The Trademark Registration Process and Timeline
Lawyer Consultation to Filing
Once you decide to work with us after consultation with a lawyer, we run a conflict search of a mark you submitted. After the mark is cleared, we proceed with filings.
Initial Filing To The First Review
The federal trademark application and registration process are a long and tedious one, sometimes taking anywhere from several months to several years. After filing for your trademark, the United States Patent and Trademark Office, or USPTO, could take about three months just to simply review your application. From there, your application could be approved and the USPTO publishes the trademark, or the Examiner could find some errors in your application and sends out Office Action.

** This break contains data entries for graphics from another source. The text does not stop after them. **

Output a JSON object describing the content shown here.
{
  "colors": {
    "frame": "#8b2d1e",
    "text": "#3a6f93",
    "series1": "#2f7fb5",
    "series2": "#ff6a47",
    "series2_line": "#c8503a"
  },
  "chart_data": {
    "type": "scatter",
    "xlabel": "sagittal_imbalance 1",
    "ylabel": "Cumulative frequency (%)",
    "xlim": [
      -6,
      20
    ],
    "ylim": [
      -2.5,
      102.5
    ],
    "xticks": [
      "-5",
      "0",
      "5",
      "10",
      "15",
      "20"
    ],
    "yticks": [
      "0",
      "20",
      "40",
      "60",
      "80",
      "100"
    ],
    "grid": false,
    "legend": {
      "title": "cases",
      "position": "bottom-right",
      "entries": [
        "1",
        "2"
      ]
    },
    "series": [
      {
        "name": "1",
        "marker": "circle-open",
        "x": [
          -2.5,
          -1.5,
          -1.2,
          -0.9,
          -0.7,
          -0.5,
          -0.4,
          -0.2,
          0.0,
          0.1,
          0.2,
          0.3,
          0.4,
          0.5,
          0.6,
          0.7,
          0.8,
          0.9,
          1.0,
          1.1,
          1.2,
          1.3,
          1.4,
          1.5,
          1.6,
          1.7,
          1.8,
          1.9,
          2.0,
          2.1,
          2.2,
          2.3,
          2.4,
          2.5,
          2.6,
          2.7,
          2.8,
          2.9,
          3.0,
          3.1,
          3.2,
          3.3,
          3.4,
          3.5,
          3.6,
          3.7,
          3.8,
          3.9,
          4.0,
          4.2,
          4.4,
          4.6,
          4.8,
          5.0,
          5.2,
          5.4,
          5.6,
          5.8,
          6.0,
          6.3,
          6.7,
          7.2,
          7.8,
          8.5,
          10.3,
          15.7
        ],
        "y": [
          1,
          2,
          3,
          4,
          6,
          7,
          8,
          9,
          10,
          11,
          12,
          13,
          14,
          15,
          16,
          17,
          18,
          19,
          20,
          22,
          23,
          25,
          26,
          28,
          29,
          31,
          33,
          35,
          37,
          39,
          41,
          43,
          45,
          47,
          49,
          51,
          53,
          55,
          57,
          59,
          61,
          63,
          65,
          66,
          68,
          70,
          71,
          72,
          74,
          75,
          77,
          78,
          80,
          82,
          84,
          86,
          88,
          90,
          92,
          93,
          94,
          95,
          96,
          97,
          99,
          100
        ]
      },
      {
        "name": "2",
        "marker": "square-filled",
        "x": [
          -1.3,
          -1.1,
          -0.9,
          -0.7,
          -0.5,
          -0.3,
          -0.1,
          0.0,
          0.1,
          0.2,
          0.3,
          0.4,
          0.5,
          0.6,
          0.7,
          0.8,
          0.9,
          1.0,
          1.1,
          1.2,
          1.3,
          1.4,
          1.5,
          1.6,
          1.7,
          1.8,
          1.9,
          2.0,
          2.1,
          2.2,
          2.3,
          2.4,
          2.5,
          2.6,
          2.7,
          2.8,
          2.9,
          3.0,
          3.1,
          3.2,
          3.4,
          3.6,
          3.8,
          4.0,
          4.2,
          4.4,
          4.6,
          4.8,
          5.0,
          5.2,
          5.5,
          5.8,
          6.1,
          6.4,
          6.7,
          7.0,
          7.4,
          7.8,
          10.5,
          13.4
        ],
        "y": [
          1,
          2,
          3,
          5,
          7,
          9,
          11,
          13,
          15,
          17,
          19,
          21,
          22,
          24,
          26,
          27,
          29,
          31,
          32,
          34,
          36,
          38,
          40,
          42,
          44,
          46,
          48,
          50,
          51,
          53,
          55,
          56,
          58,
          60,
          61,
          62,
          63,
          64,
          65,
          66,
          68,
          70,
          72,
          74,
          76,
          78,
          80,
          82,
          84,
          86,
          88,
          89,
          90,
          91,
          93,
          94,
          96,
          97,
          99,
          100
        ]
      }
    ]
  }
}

The USPTO issues Office Action if there are any issues with the application that prevents it from being approved. An office action is an opinion letter from the USPTO stating they have a reason (or reasons!) to reject your application. A lot of people use document preparation companies like Legalzoom to save the cost but end up getting a lawyer's help due to office actions. If you receive an Office Action, you will have six months to respond and correct your errors. Failure to respond in six months will result in your application being considered “abandoned,” and you will need to start the process again with a new application. After reviewing your response, the Examiner reviews whether your response is satisfactory. If not, a second or final Office Action will be sent out about one to two months and the process in the first office action repeats. If you have received a final Office Action, you will have 6 months to request a reconsideration of the final action or file a Notice of Appeal with the Trademark Trial and Appeal Board. Because of this, it is crucial that your application is filled out correctly because this process could delay your application by roughly a year.
The Opposition Period
Once one to two months have passed after all Office Actions have been resolved, your application enters a stage called “The Opposition Period”. At this time, your application will be published in the official journal of the USPTO (the Official Gazette). Your application will be able to be viewed by the public, and it gives 30 days for anyone to oppose your mark. Opposing third-parties can also request to have the opposition period extended, delaying your trademark even longer. (e.g. DC Comics opposed to Rihanna's first name 'Robyn' arguing it is confusingly similar to their Batman sidekick Robin)
Certificate of Registration and Renewal
If there is no opposition to your trademark, your mark will be federally registered with the USPTO within about two to three months and you will receive your Certificate of Registration, but the process doesn’t end there. Between years five and six after registration, a Declaration of Continued Use must be filed in order to prove that you are still using your mark in commerce. Failure to file at this time could result in the cancellation of your federal trademark registration. Between years nine and ten after registration, another Declaration of Continued Use must be filled out, along with an Application for Renewal.
In conclusion, it takes 8 months to several years to register a trademark. Make sure you apply to register a distinctive mark, one that is unique, easily recognizable, and has no dictionary meaning or significance except as a trademark. Also, seek help when filling out your application from an intellectual property attorney. Filing with an attorney increases the chance of trademark registrations. Experienced trademark attorneys can file your application in the best way possible in order to get your mark the protection and strength it needs to get through the registration process with as few delays as possible.